4. Over 67,000 Fake npm Packages Flood Registry in Worm-Like Spam Attack

Researchers have uncovered a massive spam campaign that has flooded the npm registry with tens of thousands of fake packages since early 2024. The operation, dubbed the IndonesianFoods Worm, has published more than 67,000 junk packages using a worm-like script hidden in each upload. The code only runs when a user manually executes a JavaScript file, which then generates and publishes new packages in an endless loop. This design helps the malware evade automated scanners, allowing it to persist for nearly two years.

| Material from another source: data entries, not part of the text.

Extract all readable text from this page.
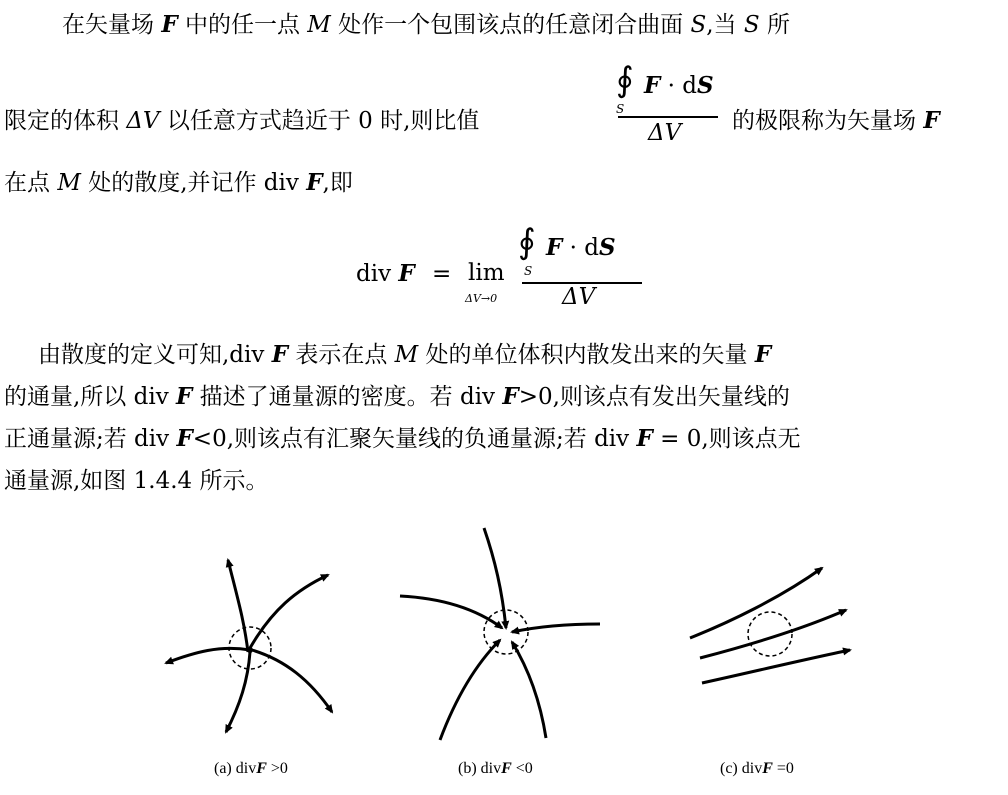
在矢量场 F 中的任一点 M 处作一个包围该点的任意闭合曲面 S,当 S 所
限定的体积 ΔV 以任意方式趋近于 0 时,则比值
∮ F · dS
S
ΔV 的极限称为矢量场 F
在点 M 处的散度,并记作 div F,即
div F = lim
ΔV→0
∮ F · dS
S
ΔV
由散度的定义可知,div F 表示在点 M 处的单位体积内散发出来的矢量 F
的通量,所以 div F 描述了通量源的密度。若 div F>0,则该点有发出矢量线的
正通量源;若 div F<0,则该点有汇聚矢量线的负通量源;若 div F = 0,则该点无
通量源,如图 1.4.4 所示。
(a) divF >0	(b) divF <0	(c) divF =0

The spam packages use consistent naming patterns—often Indonesian names or food terms—and masquerade as Next.js projects. They also reference each other as dependencies, creating a self-replicating network that strains npm infrastructure and pollutes search results. Evidence suggests the campaign aims to earn TEA tokens by inflating package activity metrics. GitHub and AWS have removed many of the malicious packages, but over 150,000 related uploads have been identified, highlighting the scale of the threat and the ease of abusing open-source ecosystems.

5. 7 npm Packages Caught Hiding Crypto Scams

Cybersecurity researchers have identified seven malicious npm packages uploaded by a threat actor known as dino_reborn between September and November 2025. The packages—each downloaded a few hundred times—use a cloaking service called Adspect to differentiate real victims from security researchers. Adspect, marketed as a “bulletproof cloaking” tool for ad campaigns, filters traffic and hides malicious behavior, redirecting victims to crypto-themed scam sites while showing researchers harmless decoy pages.

Six of the packages contain a 39 kB malware component that fingerprints the system, hides itself, and blocks browser developer tools to evade analysis. The code executes immediately via an IIFE. One package, signals-embed, acts as a decoy, sending visitor data to an Adspect proxy before determining whether to show a fake CAPTCHA that leads to crypto scams or a blank page for suspected researchers. The findings surface alongside reports of large-scale npm abuse, including over 150,000 spam packages linked to TEA token farming campaigns.